What is +ACY- doing in the data?

Almost all the data files I audit are in UTF-8, but the files have often started out in other encodings. This can lead to some hilarious mojibake and loads of fun for me as I try to reverse the encoding conversion failures.

Last week a file appeared with mojibake I'd never seen before. Here are the original characters followed by the character strings as they appeared in the audit file:

Á --> +AME-

á --> +AOE-

& --> +ACY-

é --> +AOk-

í --> +AO0-

ó --> +APM

ö --> +APY-

ü --> +APw-

After some googling I found the culprit, namely RFC 2152. This 1997 recommendation (not a standard) defines "UTF-7" and is now regarded as obsolete. UTF-7 was designed to be an email-safe way to handle Unicode characters by converting them into 7-bit US ASCII strings.
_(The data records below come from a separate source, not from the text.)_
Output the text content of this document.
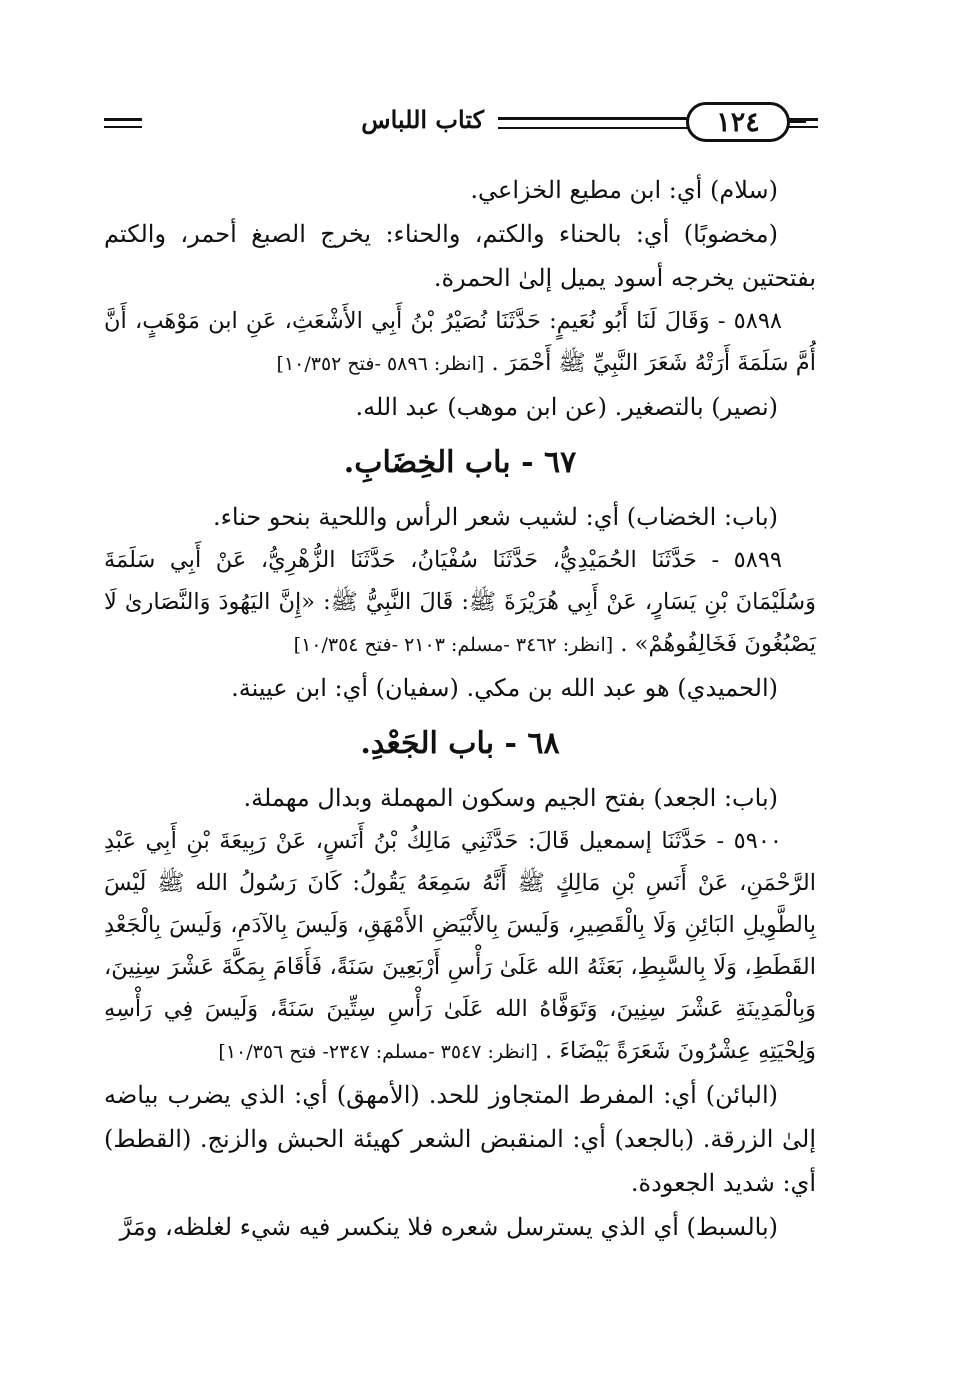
١٢٤
كتاب اللباس

(سلام) أي: ابن مطيع الخزاعي.

(مخضوبًا) أي: بالحناء والكتم، والحناء: يخرج الصبغ أحمر، والكتم بفتحتين يخرجه أسود يميل إلىٰ الحمرة.

٥٨٩٨ - وَقَالَ لَنَا أَبُو نُعَيمٍ: حَدَّثَنَا نُصَيْرُ بْنُ أَبِي الأَشْعَثِ، عَنِ ابن مَوْهَبٍ، أَنَّ أُمَّ سَلَمَةَ أَرَتْهُ شَعَرَ النَّبِيِّ ﷺ أَحْمَرَ . [انظر: ٥٨٩٦ -فتح ١٠/٣٥٢]

(نصير) بالتصغير. (عن ابن موهب) عبد الله.

٦٧ - باب الخِضَابِ.

(باب: الخضاب) أي: لشيب شعر الرأس واللحية بنحو حناء.

٥٨٩٩ - حَدَّثَنَا الحُمَيْدِيُّ، حَدَّثَنَا سُفْيَانُ، حَدَّثَنَا الزُّهْرِيُّ، عَنْ أَبِي سَلَمَةَ وَسُلَيْمَانَ بْنِ يَسَارٍ، عَنْ أَبِي هُرَيْرَةَ ﷺ: قَالَ النَّبِيُّ ﷺ: «إِنَّ اليَهُودَ وَالنَّصَارىٰ لَا يَصْبُغُونَ فَخَالِفُوهُمْ» . [انظر: ٣٤٦٢ -مسلم: ٢١٠٣ -فتح ١٠/٣٥٤]

(الحميدي) هو عبد الله بن مكي. (سفيان) أي: ابن عيينة.

٦٨ - باب الجَعْدِ.

(باب: الجعد) بفتح الجيم وسكون المهملة وبدال مهملة.

٥٩٠٠ - حَدَّثَنَا إسمعيل قَالَ: حَدَّثَنِي مَالِكُ بْنُ أَنَسٍ، عَنْ رَبِيعَةَ بْنِ أَبِي عَبْدِ الرَّحْمَنِ، عَنْ أَنَسِ بْنِ مَالِكٍ ﷺ أَنَّهُ سَمِعَهُ يَقُولُ: كَانَ رَسُولُ الله ﷺ لَيْسَ بِالطَّوِيلِ البَائِنِ وَلَا بِالْقَصِيرِ، وَلَيسَ بِالأَبْيَضِ الأَمْهَقِ، وَلَيسَ بِالآدَمِ، وَلَيسَ بِالْجَعْدِ القَطَطِ، وَلَا بِالسَّبِطِ، بَعَثَهُ الله عَلَىٰ رَأْسِ أَرْبَعِينَ سَنَةً، فَأَقَامَ بِمَكَّةَ عَشْرَ سِنِينَ، وَبِالْمَدِينَةِ عَشْرَ سِنِينَ، وَتَوَفَّاهُ الله عَلَىٰ رَأْسِ سِتِّينَ سَنَةً، وَلَيسَ فِي رَأْسِهِ وَلِحْيَتِهِ عِشْرُونَ شَعَرَةً بَيْضَاءَ . [انظر: ٣٥٤٧ -مسلم: ٢٣٤٧- فتح ١٠/٣٥٦]

(البائن) أي: المفرط المتجاوز للحد. (الأمهق) أي: الذي يضرب بياضه إلىٰ الزرقة. (بالجعد) أي: المنقبض الشعر كهيئة الحبش والزنج. (القطط) أي: شديد الجعودة.

(بالسبط) أي الذي يسترسل شعره فلا ينكسر فيه شيء لغلظه، ومَرَّ
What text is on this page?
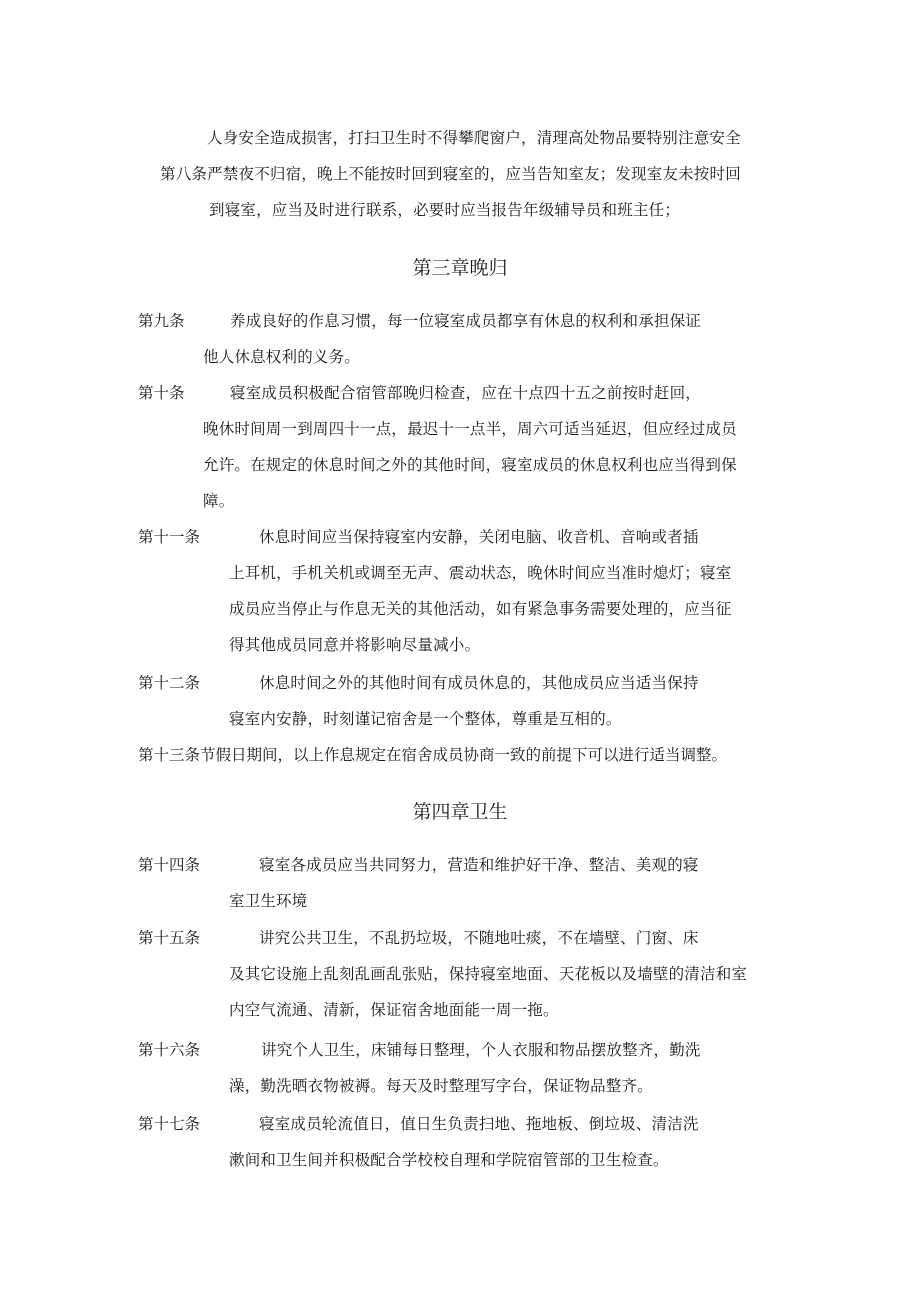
人身安全造成损害，打扫卫生时不得攀爬窗户，清理高处物品要特别注意安全
第八条严禁夜不归宿，晚上不能按时回到寝室的，应当告知室友；发现室友未按时回
到寝室，应当及时进行联系，必要时应当报告年级辅导员和班主任；
第三章晚归
第九条	养成良好的作息习惯，每一位寝室成员都享有休息的权利和承担保证
他人休息权利的义务。
第十条	寝室成员积极配合宿管部晚归检查，应在十点四十五之前按时赶回，
晚休时间周一到周四十一点，最迟十一点半，周六可适当延迟，但应经过成员
允许。在规定的休息时间之外的其他时间，寝室成员的休息权利也应当得到保
障。
第十一条	休息时间应当保持寝室内安静，关闭电脑、收音机、音响或者插
上耳机，手机关机或调至无声、震动状态，晚休时间应当准时熄灯；寝室
成员应当停止与作息无关的其他活动，如有紧急事务需要处理的，应当征
得其他成员同意并将影响尽量减小。
第十二条	休息时间之外的其他时间有成员休息的，其他成员应当适当保持
寝室内安静，时刻谨记宿舍是一个整体，尊重是互相的。
第十三条节假日期间，以上作息规定在宿舍成员协商一致的前提下可以进行适当调整。
第四章卫生
第十四条	寝室各成员应当共同努力，营造和维护好干净、整洁、美观的寝
室卫生环境
第十五条	讲究公共卫生，不乱扔垃圾，不随地吐痰，不在墙壁、门窗、床
及其它设施上乱刻乱画乱张贴，保持寝室地面、天花板以及墙壁的清洁和室
内空气流通、清新，保证宿舍地面能一周一拖。
第十六条	讲究个人卫生，床铺每日整理，个人衣服和物品摆放整齐，勤洗
澡，勤洗晒衣物被褥。每天及时整理写字台，保证物品整齐。
第十七条	寝室成员轮流值日，值日生负责扫地、拖地板、倒垃圾、清洁洗
漱间和卫生间并积极配合学校校自理和学院宿管部的卫生检查。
To show how UTF-7 works, I'll encode the Latin capital letter a with acute, "Á", Unicode U+00C1.

In UTF-16, U+00C1 is 0000 0000 1100 0001

Starting from the left, group the UTF-16 binary in lots of 6 bits:

000000 001100 0001

If the last lot has fewer than 6 bits, pad it out with trailing zeroes:

000000 001100 000100

Read each 6-bit lot as if it was in Base64: A M E

Add a leading "+" to indicate that the block is

UTF-16-modified-then-Base64-encoded-and-tweaked

UTF-16-modified-then-Base64-encoded-and-tweaked Add a trailing "-" to indicate the end of the block

To decode a small number of UTF-7 strings, I recommend the excellent string-functions.com Web page with a UTF-7-vs-US-ASCII table.

To convert a block of text riddled with UTF-7 constructions, the best bet is iconv on the command line:

A UTF-7 code block is an example of a reversible replo: it's easily fixed by changing the encoding of the file.